1919 öffnete das von Walter Gropius gegründete Bauhaus seine Tore und entwickelte sich bis zu seiner Schliessung 1933 zu der wohl bekanntesten Kunst- und Architekturschule Deutschlands. Längst ist ihr Name zum Synonym für die Klassische Moderne geworden. Der Anteil jüdischer Studierender am Bauhaus war aussergewöhnlich hoch: circa 200 von insgesamt ungefähr 1000 Absolventen. 25 von ihnen wanderten später nach Palästina aus und versuchten sich als ausgebildete Maler, Typografen, Möbeldesigner, Fotografen, Kunstgewerbler im alt-neuen Land. Die am Bauhaus geschulten Architekten fanden ein dankbares Betätigungsfeld in den nach 1933 schnell wachsenden Städten des Landes. Tel Aviv, Anlaufpunkt vieler Flüchtlinge aus dem nationalsozialistischen Deutschland, sowie den von Deutschland besetzten Ländern Mittel- und Osteuropas verdreifachte seine Einwohnerzahl innerhalb kürzester Zeit von 50.000 im Jahr 1932 auf 150.000 am Ende der Dreissiger Jahre. Für die Massen an Immigranten musste platzsparender Wohnraum schnell, billig und dabei möglichst ästhetisch befriedigend geschaffen werden. Der funktionale „Bauhausstil»  trug diesen Bedürfnissen Rechnung. In seinem Ursprungsland eine eher singuläre Erscheinung wurde er in der Mittelmeermetropole, aber auch in den neu entstehenden Vorstädten von Haifa und Jerusalem flächendeckend angewandt. Der Eintrag der „Weissen Stadt» von Tel Aviv in die Welterbeliste der UNESCO im Jahr 2003 trägt diesem Phänomen Rechnung. Dies hat zu einem neuen Bewusstsein gegenüber dem modernen Erbe in Israel geführt, das inzwischen auf internationales Interesse stösst.

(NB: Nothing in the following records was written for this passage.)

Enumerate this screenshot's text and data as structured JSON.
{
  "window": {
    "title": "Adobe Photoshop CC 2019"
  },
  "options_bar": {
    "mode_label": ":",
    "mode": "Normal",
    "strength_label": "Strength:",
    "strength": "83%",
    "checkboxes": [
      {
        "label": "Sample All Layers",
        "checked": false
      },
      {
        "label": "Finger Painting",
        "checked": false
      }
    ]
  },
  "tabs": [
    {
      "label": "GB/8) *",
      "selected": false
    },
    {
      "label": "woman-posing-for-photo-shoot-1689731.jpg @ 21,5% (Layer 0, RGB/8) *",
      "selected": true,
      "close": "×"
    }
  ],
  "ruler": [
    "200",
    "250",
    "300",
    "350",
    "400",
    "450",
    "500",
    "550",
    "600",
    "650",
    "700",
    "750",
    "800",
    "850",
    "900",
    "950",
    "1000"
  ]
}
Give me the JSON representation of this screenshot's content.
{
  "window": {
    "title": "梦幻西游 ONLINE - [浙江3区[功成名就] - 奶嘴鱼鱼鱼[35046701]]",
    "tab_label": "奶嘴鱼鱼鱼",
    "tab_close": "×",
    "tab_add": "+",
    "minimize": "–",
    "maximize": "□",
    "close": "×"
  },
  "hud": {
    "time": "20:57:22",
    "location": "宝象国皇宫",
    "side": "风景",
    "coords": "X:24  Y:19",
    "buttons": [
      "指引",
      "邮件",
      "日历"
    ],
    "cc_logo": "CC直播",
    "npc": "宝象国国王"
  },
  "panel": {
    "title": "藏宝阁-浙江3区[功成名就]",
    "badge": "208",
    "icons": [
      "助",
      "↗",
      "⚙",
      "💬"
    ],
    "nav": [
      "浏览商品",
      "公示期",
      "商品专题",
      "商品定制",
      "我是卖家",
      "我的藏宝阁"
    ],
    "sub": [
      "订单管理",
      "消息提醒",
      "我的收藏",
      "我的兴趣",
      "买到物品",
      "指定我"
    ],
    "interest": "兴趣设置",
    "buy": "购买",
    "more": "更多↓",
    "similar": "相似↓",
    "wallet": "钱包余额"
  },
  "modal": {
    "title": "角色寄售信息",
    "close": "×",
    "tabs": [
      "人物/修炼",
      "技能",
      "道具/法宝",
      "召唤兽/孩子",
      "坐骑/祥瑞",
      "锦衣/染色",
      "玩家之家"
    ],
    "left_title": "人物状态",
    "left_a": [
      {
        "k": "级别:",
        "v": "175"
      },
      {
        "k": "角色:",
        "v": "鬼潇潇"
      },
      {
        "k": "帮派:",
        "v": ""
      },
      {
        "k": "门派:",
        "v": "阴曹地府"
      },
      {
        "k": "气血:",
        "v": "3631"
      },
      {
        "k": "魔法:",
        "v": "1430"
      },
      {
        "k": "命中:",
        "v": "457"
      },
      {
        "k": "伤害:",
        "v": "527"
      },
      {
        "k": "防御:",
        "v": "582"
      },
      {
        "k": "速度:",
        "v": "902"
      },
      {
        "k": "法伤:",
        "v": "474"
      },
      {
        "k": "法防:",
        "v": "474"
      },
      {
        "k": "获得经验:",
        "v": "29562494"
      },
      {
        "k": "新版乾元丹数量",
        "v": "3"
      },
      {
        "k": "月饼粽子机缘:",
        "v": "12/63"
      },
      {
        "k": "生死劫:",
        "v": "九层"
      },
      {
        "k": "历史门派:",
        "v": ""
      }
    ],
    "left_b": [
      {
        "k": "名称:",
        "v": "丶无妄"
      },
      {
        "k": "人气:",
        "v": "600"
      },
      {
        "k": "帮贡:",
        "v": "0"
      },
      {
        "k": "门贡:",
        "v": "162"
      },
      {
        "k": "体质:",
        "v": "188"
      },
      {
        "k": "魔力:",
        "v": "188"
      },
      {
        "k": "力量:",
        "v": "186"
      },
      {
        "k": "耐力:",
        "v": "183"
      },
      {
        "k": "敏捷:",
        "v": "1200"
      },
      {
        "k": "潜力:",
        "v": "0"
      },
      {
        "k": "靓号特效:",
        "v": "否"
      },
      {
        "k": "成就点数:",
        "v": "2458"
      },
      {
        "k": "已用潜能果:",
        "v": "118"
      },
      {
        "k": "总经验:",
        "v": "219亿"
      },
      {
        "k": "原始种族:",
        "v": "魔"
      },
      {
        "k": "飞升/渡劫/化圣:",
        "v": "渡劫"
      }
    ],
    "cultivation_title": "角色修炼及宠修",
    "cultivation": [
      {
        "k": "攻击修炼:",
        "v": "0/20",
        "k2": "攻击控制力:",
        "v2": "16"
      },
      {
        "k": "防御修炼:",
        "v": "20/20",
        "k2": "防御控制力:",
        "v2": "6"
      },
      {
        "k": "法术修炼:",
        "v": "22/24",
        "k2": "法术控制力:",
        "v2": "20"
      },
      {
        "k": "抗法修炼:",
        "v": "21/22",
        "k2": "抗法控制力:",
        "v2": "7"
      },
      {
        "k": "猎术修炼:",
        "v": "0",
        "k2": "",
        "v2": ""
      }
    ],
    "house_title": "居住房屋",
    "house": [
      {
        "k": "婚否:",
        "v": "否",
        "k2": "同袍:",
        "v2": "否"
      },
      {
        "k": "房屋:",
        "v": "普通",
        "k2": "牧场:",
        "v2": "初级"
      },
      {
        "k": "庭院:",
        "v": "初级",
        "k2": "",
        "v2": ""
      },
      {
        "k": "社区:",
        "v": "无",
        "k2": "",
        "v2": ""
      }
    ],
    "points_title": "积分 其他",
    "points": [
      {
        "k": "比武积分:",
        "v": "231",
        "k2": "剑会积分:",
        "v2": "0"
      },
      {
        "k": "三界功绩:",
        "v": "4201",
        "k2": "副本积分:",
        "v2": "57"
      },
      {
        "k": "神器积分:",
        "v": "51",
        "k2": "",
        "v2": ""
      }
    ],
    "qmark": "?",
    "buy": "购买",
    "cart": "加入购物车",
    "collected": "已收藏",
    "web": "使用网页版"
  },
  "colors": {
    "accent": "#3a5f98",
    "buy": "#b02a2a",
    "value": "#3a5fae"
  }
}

Ita Heinze-Greenberg, Leitende Wissenschaftliche Mitarbeiterin am Institut für Geschichte und Theorie der Architektur an der ETH, ist die wohl beste Kennerin der „Bauhaus-Architektur» Israels in der Schweiz. Sie hat zu dieser Thematik umfassend publiziert, darüber hinaus zum Leben und Werk des Architekten Erich Mendelsohn, der in den 1930er Jahren ebenfalls in Palästina tätig war: „Europa in Palästina: Die Architekten des zionistischen Projekts in Palästina 1902 – 1923″ (Zürich 2011); sowie „Erich Mendelsohn: Bauen ist Glückseligkeit» (Berlin 2011).

Ita Heinze-Greenberg war zwischen 1984 und 1997 Forschungsassistentin und später Dozentin für neuere Kunst- und Architekturgeschichte am Technion, Israel Institute of Technology, in Haifa. Im Rahmen der Reihe „Dürfen wir eintreten?» wird sie einen bebilderten und kommentierten Spaziergang durch Tel Aviv unternehmen und auf die Besonderheiten dieser wichtigen Architekturperiode eingehen.